Sandbox: q fever

Jump to navigation Jump to search

History and symptoms

Q fever can present with a wide variety of symptoms related to multiple organs involved. Q fever can be classified into acute and chronic based on the onset of symptoms:

  • Incubation period is usually 2 to 3 weeks.

Acute Q fever:

Flu like symptoms:

The most common manifestation is flu-like symptoms with abrupt onset of:

  • High grade fevers: Fever is usually accompanied by chills and night sweats.
  • Headaches: retrobulbar and associated with photophobia.
  • Arthralgias.

Pneumonia:

Usually mild and accidentally discovered on X rays

  • If accompanied by cough, cough is dry and non productive.
  • Dyspnea
  • Pleuritic chest pain
  • Rarely progresses to ARDS which can be life threatening.

Hepatitis:

  • Abdominal right upper quadrant pain
  • Jaundice
  • GI symptoms as nausea, Malaise, vomiting, diarrhea and bloating.

Rare acute Q fever symptoms:

  • Pericarditis and myocarditis:
  • Myocarditis is rare but carries a bad prognosis.
  • Chest pain
  • Dyspnea
  • Palpitation

Neurologic findings:

  • Q fever can present with meningioencephalitis.
  • Headache
  • Confusion
  • Seizures

Dermatologic findings:

  • Maculopapular rash
  • Diffuse punctate rash
  • Erythema nodosum

Q fever during pregnancy:

  • Most C. brutenii infection during pregnancy pass asymptomatic but in rare cases it can be complicated with:
  • Intrauterine growth retardation (IUGR)
  • Intrauterine fetal death (IUFD).

Infection during first trimester and placental infection are associated with increased risk of fetal compromise.

Chronic Q fever:

Endocarditis:

Endocarditis is the main manifestation of Q fever.
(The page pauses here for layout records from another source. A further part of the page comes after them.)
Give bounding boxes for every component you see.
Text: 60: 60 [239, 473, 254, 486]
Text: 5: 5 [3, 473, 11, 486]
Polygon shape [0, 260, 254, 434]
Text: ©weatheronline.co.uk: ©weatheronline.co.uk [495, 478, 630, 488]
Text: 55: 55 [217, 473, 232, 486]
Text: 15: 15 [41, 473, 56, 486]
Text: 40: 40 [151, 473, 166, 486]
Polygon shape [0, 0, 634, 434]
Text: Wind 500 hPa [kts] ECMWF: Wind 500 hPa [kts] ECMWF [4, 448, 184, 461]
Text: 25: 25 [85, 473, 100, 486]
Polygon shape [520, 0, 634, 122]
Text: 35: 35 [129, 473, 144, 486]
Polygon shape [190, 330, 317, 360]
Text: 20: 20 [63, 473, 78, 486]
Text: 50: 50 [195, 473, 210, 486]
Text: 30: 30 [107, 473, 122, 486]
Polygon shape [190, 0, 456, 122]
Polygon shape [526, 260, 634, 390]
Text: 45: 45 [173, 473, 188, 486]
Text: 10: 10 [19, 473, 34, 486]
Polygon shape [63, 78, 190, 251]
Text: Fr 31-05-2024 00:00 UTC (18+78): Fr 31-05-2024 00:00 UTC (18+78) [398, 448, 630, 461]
  • Characterized by being culture negative endocarditis.
  • Patients who are predisposed to endocarditis include patients with valvular lesions, prosthetic valves and immunocompromised patients.
  • Presents with:
    • Low grade fevers
    • Palpitations
    • Dyspnea
    • Embolic manifestations

Skeletal manifestations:

  • Bone and joint infections are common manifestations of chronic Q fever.
  • Presents with:
    • Low grade fever
    • Bone and joint pain as in chronic osteomyelitis

Vascular lesions:

  • Usually in previously affected vessel (e.g. aneurysm)

Cardiopulmonary affection:

  • Chronic pleural or pericardial effusion and Interstitial pulmonary fibrosis present with dyspnea and fatigue.

Hepatic manifestations:

  • Liver fibrosis or cirrhosis presents with symptoms of chronic hepatic decompensation (e.g jaundice, abdominal pain, fatigue, etc)

Chronic fatigue syndrome:

  • Presents in up to 10% of chronic Q fever patients.

Physical examination:

Vital signs:

  • Fever: High grade fevers that is usually accompanied by chills and night sweats.
  • Tachycardia
  • Tachypnea

General:

  • Patient looks ill

Skin:

  • Maculopapular or punctate rash
  • Erythema nodosum
  • Spider nevi if hepatic decompensation is present

HEENT:

  • Jaundice
  • Congested neck veins if endocarditis or myocarditis is complicated by heart failure

Lungs:

  • Minimal auscultatory findings in most of the cases
  • Crackles especially in the lower lung fields
  • Decreased breath sounds if pleural effusion is present

Abdomen:

  • Hepatomegaly
  • Ascites if chronic hepatitis ensues

Heart:

  • S3 due to hyperdynamic circulation
  • New onset murmer if endocarditis is present
  • Pericardial rub and distant heart sounds if pericarditis and pericardial effusion is present.

Neurological examination:

  • Neck rigidity and positive brudsiniski and kuring signs.
  • Signs of increased intracranial pressure (vomiting, convulsions, papilledema, etc)

Extremities:

  • Tenderness on palpation of the affected joints and bones.
  • Lower limb edema in presence of heart failure.